Une silhouette s’avança vers lui en titubant depuis le village, se redressa puis glissa, et la brise matinale porta un sanglot jusqu’à ses oreilles. Dietrich leva sa torche et attendit. Était-ce la menace qu’il avait pressentie qui marchait sur lui avec audace ?

Mais avant même qu’elle soit tombée à genoux devant lui, à bout de souffle, il avait identifié Hildegarde, la femme du meunier, les pieds nus et les cheveux en bataille, encore vêtue de sa chemise de nuit sur laquelle elle avait passé une cape. La lueur de la torche éclairait à peine son visage crasseux. C’était peut-être une menace, mais d’une tout autre sorte, familière qui plus est.

— Ach, pasteur ! s’écria-t-elle. Dieu a découvert mes péchés.

Dieu n’avait pas eu besoin de chercher très loin, songea Dietrich. Il aida la femme à se relever.

— Dieu connaît tous nos péchés depuis le commencement des temps, déclara-t-il.

— Alors pourquoi m’a-t-il réveillée ce matin en m’affligeant d’une telle terreur ? Vous devez me confesser et m’absoudre.

Impatient de s’abriter des sinistres miasmes qui imprégnaient le monde, Dietrich conduisit Hildegarde dans l’église ; il fut déçu, sinon surpris, de constater que son inquiétude persistait. Peut-être qu’une terre consacrée tenait le surnaturel à l’écart jusqu’à la fin des temps, mais elle n’arrêtait pas une intrusion naturelle.

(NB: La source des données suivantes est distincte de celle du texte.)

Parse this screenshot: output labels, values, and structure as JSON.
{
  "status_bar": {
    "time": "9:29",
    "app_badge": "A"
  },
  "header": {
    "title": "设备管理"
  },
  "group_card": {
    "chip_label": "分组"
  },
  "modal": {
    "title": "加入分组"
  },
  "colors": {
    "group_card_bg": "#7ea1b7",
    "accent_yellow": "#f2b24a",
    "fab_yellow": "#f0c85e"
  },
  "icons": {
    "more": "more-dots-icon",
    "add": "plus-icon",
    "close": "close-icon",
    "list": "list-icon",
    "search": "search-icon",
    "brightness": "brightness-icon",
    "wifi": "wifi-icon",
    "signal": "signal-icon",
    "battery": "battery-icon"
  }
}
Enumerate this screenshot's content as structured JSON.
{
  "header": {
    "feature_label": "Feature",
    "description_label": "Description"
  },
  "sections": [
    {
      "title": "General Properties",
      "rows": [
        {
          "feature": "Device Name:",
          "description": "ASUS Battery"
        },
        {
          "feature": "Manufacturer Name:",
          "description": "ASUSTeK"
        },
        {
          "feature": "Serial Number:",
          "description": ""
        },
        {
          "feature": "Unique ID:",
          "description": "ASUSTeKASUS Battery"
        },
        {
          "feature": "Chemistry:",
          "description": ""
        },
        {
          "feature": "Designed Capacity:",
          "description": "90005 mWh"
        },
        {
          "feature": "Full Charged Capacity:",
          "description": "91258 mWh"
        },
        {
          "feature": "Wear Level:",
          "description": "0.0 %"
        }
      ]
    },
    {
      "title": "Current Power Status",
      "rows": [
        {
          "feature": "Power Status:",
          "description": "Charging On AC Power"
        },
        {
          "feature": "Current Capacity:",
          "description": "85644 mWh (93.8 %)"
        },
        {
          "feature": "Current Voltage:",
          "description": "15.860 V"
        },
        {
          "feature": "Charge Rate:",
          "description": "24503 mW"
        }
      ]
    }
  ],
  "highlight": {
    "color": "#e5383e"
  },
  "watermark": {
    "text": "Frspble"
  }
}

Il perçut au sein du calme une sorte de doux murmure, pareil à celui d’une brise ou d’un ruisseau. Portant une main à son front pour bloquer l’éclat de sa torche, il discerna une petite ombre tapie au pied de l’autel. Joachim le franciscain gisait là, prononçant précipitamment des prières jaculatoires, si bien que ses mots s’entremêlaient en un susurrement indistinct.

Interrompant son oraison, il se leva avec souplesse. Il était vêtu d’une robe usée et élimée, maintes fois reprisée avec soin. Le capuchon dissimulait ses traits sèchement dessinés : un petit homme noiraud, aux lourdes arcades sourcilières, aux yeux sombres. Il s’humecta les lèvres d’un vif mouvement de langue.